À l’origine rassemblés à Taksim, place centrale d’Istanbul, pour s’opposer à un projet urbain - la destruction du parc attenant Gezi et ses 600 arbres pour construire une caserne ottomane, un centre commercial, une mosquée - les occupants ont exprimé de plus larges revendications.
Baris, 30 ans, travaille à Bursa pour l’entreprise Renault. Il a étudié les sciences politiques, en Turquie et en France. Le week-end dernier, il s’est rendu à Istanbul pour manifester son opposition à la dérive autoritaire du Premier ministre Erdogan et pour « défendre la liberté d’expression ». Il nous livre son témoignage.
Occupation
« En sortant du bateau qui m’a conduit à Istanbul vendredi dernier, il n’y avait plus de bus pour rejoindre la place Taksim.

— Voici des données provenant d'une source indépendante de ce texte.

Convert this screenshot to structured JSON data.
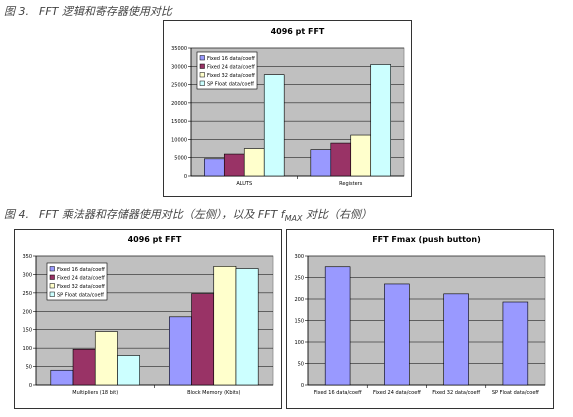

Le chauffeur m’a dit que les bus étaient annulés à cause des événements. Avec des amis, nous avons décidé de s’y rendre à pied. En remontant l’avenue Istiklal, on a croisé les manifestants munis de foulards, de masques et de lunettes pour prévenir les gaz lacrymogènes. Les gens n’avaient pas l’air stressé, la police n’était pas là. C’était un mouvement citoyen : pas de drapeau, pas de groupes politiques ou syndicaux. Les manifestants scandaient : « Erdogan démissionne », « Épaules contre épaules contre le fascisme », « C’est le début, on continue le combat »... Il y avait aussi des slogans kémalistes (fondés sur les principes d’Atatürk, fondateur de la République turque en 1923 ) mais tout le monde ne chantait pas.
Sur un mur d’Istanbul, ce slogan : « Police vend des simits (pain rond aux graines de sésames vendu dans les rues ) et gagne ton argent avec honneur. » Au début, la police a riposté en lançant des canons d’eau et des gaz lacrymogènes sur la foule. Et puis, tout à coup, les tirs de gaz se sont concentrés au même endroit. Là, c’est la catastrophe : tu essaies de respirer mais tu ne peux pas. Si tu respires c’est pire parce que le gaz descend dans les poumons et ça brûle. Les gens se sont mis à crier et paniquer. En s’éloignant des fumées, des gens nous donnaient des citrons pour appliquer sur les yeux. Très efficace. On a décidé de rentrer et de suivre les événements à la télévision. Mais pas un seul mot sur les chaînes, on s’est informé sur Twitter et Facebook. La place Taksim était encerclée par le peuple, la police bloquait les rues où se poursuivaient les combats.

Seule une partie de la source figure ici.